Sort by: Most helpful
  1. Manash 51 Reputation points
    2022-10-28T05:15:45.783+00:00

    Unfortunately direct way of reading parquet file did not work for me so I have to perform the following.

    1. Repartition my parquet file into a single partition
    2. Use container client and get the list of blobs from the specified path
    3. Use list_blob function with prefix="part-" which will get my single partition parquet file (filter only parquet partition)
    4. Read the parquet file from step3.

    or

    1. Use container client and get the list of blobs from the specified path
    2. Use list_blob function with prefix="part-" which will get one partition at a time (filter only parquet partition)
    3. Read the parquet file from step 2
    4. Repeat step 2 and 3 and append the partitions to form a complete dataframe.
    1 person found this answer helpful.

  2. PRADEEPCHEEKATLA-MSFT 85,586 Reputation points Microsoft Employee
    2022-10-19T05:03:26.03+00:00

    Hello @Manash ,

    Thanks for the question and using MS Q&A platform.

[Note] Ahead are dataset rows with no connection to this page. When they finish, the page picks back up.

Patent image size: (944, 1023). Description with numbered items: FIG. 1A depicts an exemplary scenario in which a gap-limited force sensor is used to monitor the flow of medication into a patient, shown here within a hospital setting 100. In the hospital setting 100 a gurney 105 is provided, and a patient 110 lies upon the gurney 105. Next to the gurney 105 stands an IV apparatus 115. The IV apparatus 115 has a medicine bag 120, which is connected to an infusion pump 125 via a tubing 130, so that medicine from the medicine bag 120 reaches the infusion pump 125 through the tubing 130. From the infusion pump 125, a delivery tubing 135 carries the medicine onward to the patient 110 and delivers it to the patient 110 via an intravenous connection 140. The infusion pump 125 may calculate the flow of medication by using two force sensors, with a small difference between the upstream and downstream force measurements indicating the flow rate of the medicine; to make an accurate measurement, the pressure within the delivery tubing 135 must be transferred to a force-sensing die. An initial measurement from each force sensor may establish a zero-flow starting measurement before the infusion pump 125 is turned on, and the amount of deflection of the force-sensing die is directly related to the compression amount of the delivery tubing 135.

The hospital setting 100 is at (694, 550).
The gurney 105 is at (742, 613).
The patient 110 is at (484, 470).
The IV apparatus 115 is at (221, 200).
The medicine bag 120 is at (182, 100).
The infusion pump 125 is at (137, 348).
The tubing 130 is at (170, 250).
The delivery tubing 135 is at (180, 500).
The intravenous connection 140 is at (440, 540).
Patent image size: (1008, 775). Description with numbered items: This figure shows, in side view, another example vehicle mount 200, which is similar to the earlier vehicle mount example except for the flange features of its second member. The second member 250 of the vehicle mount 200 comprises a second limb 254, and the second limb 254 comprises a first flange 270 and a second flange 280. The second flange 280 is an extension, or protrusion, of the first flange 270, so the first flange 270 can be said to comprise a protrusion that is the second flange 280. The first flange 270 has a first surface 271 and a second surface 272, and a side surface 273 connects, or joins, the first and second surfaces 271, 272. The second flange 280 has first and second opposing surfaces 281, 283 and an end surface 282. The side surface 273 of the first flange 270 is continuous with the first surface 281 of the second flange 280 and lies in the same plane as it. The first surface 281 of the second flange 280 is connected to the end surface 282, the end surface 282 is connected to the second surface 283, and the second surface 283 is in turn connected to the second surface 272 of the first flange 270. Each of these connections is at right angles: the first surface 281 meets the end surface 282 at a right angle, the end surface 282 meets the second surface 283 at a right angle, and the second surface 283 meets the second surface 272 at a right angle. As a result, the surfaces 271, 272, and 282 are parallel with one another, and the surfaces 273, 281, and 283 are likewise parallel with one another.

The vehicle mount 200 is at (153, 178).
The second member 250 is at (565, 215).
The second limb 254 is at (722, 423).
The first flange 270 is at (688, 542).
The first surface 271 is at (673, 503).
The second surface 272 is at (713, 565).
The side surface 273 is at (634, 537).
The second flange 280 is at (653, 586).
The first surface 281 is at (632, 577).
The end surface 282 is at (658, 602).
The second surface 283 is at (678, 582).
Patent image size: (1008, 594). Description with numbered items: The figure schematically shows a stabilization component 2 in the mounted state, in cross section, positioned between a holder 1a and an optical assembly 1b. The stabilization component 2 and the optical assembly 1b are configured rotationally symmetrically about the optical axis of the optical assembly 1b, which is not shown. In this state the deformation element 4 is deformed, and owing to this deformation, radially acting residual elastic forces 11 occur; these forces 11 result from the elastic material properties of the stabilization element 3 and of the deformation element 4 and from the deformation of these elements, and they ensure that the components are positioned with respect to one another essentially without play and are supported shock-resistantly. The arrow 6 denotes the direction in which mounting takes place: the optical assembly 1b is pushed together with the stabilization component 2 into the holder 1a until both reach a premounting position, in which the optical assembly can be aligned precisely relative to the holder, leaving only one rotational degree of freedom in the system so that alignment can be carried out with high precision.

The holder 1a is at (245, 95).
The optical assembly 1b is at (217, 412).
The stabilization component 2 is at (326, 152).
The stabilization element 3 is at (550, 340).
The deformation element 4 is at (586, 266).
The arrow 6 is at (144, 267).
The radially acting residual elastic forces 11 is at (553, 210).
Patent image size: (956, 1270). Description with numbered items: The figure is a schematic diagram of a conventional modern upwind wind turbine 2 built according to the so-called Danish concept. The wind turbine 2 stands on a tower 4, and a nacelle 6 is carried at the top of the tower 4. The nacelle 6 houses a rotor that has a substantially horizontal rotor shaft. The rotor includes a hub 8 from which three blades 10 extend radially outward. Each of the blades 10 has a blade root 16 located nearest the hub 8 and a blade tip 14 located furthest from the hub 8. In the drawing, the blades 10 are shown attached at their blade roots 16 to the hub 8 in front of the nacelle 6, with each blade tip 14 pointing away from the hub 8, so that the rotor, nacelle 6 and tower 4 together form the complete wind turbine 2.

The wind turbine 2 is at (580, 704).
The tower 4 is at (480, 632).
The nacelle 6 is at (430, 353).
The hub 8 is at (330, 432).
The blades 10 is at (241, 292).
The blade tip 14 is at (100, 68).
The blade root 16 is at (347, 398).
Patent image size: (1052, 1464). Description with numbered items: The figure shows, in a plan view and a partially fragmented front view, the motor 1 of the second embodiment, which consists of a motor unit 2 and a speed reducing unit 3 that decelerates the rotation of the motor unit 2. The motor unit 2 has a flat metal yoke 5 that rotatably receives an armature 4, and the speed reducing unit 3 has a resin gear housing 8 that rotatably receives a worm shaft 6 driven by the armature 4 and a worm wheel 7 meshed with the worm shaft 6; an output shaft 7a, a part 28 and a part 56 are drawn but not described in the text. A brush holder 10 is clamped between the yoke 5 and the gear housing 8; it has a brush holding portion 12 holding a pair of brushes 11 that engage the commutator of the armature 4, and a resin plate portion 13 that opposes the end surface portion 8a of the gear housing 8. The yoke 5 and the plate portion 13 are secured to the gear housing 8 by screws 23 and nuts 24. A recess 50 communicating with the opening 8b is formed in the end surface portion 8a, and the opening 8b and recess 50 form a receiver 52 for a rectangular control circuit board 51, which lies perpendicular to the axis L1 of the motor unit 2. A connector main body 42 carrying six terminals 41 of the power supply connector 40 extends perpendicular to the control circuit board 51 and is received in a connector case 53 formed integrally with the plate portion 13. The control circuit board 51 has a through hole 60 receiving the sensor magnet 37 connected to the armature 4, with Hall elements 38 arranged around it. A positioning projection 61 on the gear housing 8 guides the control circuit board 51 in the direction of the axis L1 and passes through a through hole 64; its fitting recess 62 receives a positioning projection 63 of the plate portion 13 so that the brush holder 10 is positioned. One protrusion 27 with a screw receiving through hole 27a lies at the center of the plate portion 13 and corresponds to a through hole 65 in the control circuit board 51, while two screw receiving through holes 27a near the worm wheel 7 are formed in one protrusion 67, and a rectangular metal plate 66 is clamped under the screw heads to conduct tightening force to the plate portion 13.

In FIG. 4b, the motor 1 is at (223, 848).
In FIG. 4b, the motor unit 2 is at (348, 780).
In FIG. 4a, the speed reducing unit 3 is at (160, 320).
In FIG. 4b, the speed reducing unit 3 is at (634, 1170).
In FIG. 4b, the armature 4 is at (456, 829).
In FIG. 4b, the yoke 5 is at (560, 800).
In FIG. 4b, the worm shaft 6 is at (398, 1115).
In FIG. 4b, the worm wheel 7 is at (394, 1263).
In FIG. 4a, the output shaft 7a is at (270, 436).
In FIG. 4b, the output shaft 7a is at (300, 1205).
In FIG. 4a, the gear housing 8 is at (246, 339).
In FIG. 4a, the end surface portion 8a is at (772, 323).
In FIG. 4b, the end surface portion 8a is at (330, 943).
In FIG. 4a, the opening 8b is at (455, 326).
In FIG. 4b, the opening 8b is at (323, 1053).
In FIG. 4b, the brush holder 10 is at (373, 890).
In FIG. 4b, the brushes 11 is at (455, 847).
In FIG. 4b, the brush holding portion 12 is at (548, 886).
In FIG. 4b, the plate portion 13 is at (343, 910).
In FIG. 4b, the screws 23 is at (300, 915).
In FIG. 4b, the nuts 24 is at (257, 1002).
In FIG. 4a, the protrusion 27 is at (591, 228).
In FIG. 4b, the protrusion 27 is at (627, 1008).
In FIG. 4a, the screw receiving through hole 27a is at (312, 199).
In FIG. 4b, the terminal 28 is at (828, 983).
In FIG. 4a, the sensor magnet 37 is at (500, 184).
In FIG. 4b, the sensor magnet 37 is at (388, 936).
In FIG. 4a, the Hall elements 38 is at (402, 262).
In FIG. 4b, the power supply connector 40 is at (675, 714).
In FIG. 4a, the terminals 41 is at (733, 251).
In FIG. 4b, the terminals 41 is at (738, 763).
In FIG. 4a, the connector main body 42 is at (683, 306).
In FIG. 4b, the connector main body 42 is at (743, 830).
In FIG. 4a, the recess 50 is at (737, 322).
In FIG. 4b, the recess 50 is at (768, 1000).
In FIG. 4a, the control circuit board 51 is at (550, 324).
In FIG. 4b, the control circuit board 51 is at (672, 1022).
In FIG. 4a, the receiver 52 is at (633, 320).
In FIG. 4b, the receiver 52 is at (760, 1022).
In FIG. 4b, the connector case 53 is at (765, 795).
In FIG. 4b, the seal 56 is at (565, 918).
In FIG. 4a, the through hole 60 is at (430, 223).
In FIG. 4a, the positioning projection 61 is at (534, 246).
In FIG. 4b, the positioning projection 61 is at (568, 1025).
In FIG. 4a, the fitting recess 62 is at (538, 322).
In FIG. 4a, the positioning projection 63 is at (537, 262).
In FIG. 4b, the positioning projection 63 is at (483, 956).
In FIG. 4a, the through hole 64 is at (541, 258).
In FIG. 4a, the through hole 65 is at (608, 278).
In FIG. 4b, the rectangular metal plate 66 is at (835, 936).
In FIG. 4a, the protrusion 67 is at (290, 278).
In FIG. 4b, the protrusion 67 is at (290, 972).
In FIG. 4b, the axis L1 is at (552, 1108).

    Use pyarrowfs-adlgen2 is an implementation of a pyarrow filesystem for Azure Data Lake Gen2.

    Note: It allows you to use pyarrow and pandas to read parquet datasets directly from Azure without the need to copy files to local storage first.

    And also checkout the Reading a Parquet File from Azure Blob storage of the document Reading and Writing the Apache Parquet Format of pyarrow, manually to list the blob names with the prefix like dataset_name using the API list_blob_names(container_name, prefix=None, num_results=None, include=None, delimiter=None, marker=None, timeout=None) of Azure Storgae SDK for Python as the figure below, then to read these blobs one by one.

    Hope this will help. Please let us know if any further queries.

    ------------------------------

    • Please don't forget to click on 130616-image.png or upvote 130671-image.png button whenever the information provided helps you. Original posters help the community find answers faster by identifying the correct answer. Here is how
    • Want a reminder to come back and check responses? Here is how to subscribe to a notification
    • If you are interested in joining the VM program and help shape the future of Q&A: Here is jhow you can be part of Q&A Volunteer Moderators
    0 comments No comments

  3. Manash 51 Reputation points
    2022-10-19T07:53:40.52+00:00

    For some reason its not allowing me to post the below as comments though its withing the 1600 character range.

    Thanks for your suggestion @PRADEEPCHEEKATLA-MSFT .
    My file is present at : Container_name/Project_name/Year/Month/File.parquet/
    _SUCCESS
    _committed_1387639002
    _started_1387639002
    part-00000-tid-3006757700744507944-2dececd1-5fa7-429a-9fbe-3b21c1415734-16-1-c000.snappy.parquet

    After importing all libraries,

    handler = pyarrowfs_adlgen2.AccountHandler.from_account_name('acc_name', azure.identity.DefaultAzureCredential())  
    fs = pyarrow.fs.PyFileSystem(handler)  
    print("Path is {}".format("Container_name/Project_name/Year/Month/File.parquet/" ))  
    ds = pyarrow.dataset.dataset( "Container_name/Project_name/Year/Month/File.parquet/"  , filesystem=fs)  
    data from blob= ds.to_table()  
    

    Error message
    azure.core.exceptions.HttpResponseError: (InvalidResourceName) The specifed resource name contains invalid characters.
    Code: InvalidResourceName
    Message: The specifed resource name contains invalid characters.

    Then I tried this,

      ds = pyarrow.dataset.dataset( "Container_name/Project_name/Year/Month/File.parquet/part-00000-tid-3006757700744507944-2dececd1-5fa7-429a-9fbe-3b21c1415734-16-1-c000.snappy.parquet"  , filesystem=fs)   
    

    Same error message as above

    Then I renamed the partition as

    ds = pyarrow.dataset.dataset( "Container_name/Project_name/Year/Month/File.parquet/renamed.parquet"  , filesystem=fs)  
    #or   
    ds = pyarrow.dataset.dataset( "Container_name/Project_name/Year/Month/File.parquet/renamed.snappy.parquet"  , filesystem=fs)  
    

    Same error as above.
    Is there anything wrong that I am doing?